SACRAMENTO — Unemployment in California rose for a fifth straight month to 7.7% in August, and economists predicted that a recovery wouldn't come soon, given the depth of the Wall Street financial crisis.
It was the highest rate in just over 12 years and was tied with Mississippi's as the third worst in the nation. Nationally, unemployment was 6.1% in August.
The rate jumped from a revised 7.4% posted for July and from 5.5% a year earlier, the California Employment Development Department reported Friday.
The state's 17-million-person workforce lost 60,000 salaried and self-employed jobs from July to August and lost 240,000 jobs since August 2007.
"The self-employed are really feeling the pain," said Esmael Adibi, an economist at Chapman University in Orange.
Fixing what he called the "real economy" of California -- made up of thousands of small and medium-sized businesses -- could be much more difficult than calming Wall Street with a proposed government bailout, he said.
"The real economy is like a ship. Whatever is going to turn it around is going to take a long time," Adibi said.
Peggy Mathison, a 20-year veteran of the Southern California mortgage industry, knows something about patience in tough times. She's been looking for a job since being laid off as a $44-an-hour independent contractor a year ago.
Now she's struggling along with her husband, a home landscape contractor, and two grown sons to hold on to their Yorba Linda home.
"We're down to the wire on making our mortgage payments, and that unemployment check is something we depend on," Mathison said.
Her husband "has gone back to using his tools" as a freelancer, she said, and that's "hit or miss."
Mathison's problems are emblematic of the tough times sweeping neighborhoods across the state as companies lay off workers, homeowners watch their equity shrink or disappear and 401(k) retirement funds plummet in value, said Stephen Levy, director and senior economist at the Center for the Continuing Study of the California Economy in Palo Alto.
"The unemployment numbers are a stark reminder that the economic downturn, the recession, was here before the Wall Street crisis, and will be here after the Wall Street crisis," Levy said. "Folks are a lot less wealthy."
And the situation is unlikely to improve any time soon, economists said. The near-collapse of the housing, mortgage and residential construction industries is contaminating the rest of the Southern California economy, said Eduardo Martinez, an economist with the Los Angeles County Economic Development Corp.
Economic weakness has spread to commercial construction, retail trade and activity in the enormous ports of Los Angeles and Long Beach, where incoming container traffic has declined for the last 13 months, he said.
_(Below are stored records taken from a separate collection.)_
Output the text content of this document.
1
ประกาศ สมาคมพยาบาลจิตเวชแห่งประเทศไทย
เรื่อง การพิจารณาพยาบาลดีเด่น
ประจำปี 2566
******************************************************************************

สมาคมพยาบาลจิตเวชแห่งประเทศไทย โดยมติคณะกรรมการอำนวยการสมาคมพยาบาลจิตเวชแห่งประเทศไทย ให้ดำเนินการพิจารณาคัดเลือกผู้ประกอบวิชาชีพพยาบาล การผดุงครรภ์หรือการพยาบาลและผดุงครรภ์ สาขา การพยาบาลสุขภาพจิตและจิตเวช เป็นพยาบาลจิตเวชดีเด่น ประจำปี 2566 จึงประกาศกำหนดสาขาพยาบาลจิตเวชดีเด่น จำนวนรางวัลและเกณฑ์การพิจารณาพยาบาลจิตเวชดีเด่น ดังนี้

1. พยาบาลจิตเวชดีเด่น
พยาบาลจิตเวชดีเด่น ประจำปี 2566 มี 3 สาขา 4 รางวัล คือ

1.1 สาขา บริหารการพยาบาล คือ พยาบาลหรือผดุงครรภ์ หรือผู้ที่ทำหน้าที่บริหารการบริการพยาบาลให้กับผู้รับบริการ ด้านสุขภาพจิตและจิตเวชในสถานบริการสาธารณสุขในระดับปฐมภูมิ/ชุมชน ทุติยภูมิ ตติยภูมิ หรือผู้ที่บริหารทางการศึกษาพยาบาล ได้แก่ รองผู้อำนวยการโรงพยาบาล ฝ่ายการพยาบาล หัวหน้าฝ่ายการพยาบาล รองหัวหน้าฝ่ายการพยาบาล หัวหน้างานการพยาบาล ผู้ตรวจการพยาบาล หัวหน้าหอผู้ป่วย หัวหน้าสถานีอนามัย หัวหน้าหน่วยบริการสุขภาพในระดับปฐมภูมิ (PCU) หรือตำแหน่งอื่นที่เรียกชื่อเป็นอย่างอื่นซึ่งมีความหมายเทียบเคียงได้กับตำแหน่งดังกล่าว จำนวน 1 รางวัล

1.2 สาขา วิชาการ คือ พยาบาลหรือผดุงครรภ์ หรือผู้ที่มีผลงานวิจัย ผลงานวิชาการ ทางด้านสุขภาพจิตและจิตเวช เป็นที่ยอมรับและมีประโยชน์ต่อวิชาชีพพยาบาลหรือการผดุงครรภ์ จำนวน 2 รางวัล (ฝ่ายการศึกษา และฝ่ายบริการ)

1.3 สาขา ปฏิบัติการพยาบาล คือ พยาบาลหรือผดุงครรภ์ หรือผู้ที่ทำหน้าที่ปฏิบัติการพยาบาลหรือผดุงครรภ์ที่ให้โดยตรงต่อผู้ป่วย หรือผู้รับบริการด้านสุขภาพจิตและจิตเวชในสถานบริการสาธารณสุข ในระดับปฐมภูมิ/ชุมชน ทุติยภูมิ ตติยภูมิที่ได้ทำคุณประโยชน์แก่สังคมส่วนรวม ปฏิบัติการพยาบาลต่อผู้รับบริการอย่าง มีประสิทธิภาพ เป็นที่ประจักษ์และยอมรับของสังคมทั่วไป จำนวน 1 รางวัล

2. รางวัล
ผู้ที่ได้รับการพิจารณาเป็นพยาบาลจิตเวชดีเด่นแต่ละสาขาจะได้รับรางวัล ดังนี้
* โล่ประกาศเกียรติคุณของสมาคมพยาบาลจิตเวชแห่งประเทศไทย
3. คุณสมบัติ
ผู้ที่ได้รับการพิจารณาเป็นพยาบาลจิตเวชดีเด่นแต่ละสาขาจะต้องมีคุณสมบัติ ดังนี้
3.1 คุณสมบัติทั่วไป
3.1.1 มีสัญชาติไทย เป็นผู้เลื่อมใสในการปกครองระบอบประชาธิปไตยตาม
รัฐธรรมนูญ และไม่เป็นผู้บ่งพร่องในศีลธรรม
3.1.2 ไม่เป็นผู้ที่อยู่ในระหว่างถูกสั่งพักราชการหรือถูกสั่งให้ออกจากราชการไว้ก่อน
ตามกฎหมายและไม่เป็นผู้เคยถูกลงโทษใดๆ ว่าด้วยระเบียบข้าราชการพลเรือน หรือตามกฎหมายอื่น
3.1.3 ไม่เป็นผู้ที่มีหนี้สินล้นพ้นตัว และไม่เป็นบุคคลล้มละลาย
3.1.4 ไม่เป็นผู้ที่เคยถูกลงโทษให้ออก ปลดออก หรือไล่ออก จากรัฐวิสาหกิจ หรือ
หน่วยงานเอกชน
The prospect of finding the bottom of the crippled housing market is getting closer, "but it's still unknown how long it will take to get there," Martinez said. He expects the California economy to begin turning around in 2009, but exactly when is anyone's guess.
With Southern California plagued with half-built houses, abandoned subdivisions and foreclosed existing homes, unemployment continues to climb, exceeding statewide levels in most parts of the region. It reached 7.9% in the Los Angeles metropolitan area, up from a revised 7.5% in July and 5% in August 2007.
The Inland Empire was hit even harder, with joblessness at 9.2% in August compared with a revised 9% in July and 6.4% in August 2007. Only Orange County fared relatively better, posting unemployment of 5.8% in August, just slightly more than July's 5.7% but well above 4.2% a year ago.
The August unemployment figures, though stark, do not reflect any local effects from the international credit crunch or a series of hurricanes that swept the Southeast, the U.S. Bureau of Labor Statistics cautioned.
The worsening state employment picture is sure to increase calls by Gov. Arnold Schwarzenegger and others for Congress to pass legislation in the next few weeks giving unemployed workers who have exhausted their benefits an additional 13 weeks of emergency relief.
The governor, in a letter this week to congressional leaders, warned that the percentage of unemployed people running out of benefits of up to $450 a week "is already higher than at the beginning of the 2001 and 1990-91 recessions."
By the end of this year, an estimated 200,000 Californians could run out of unemployment benefits if Congress doesn't act before recessing in October, said Maurice Emsellem, policy director of the National Employment Law Project, which advocates for the rights of low-wage workers.
"The economy is crashing," he said. "Congress and the president need to do something for unemployed families."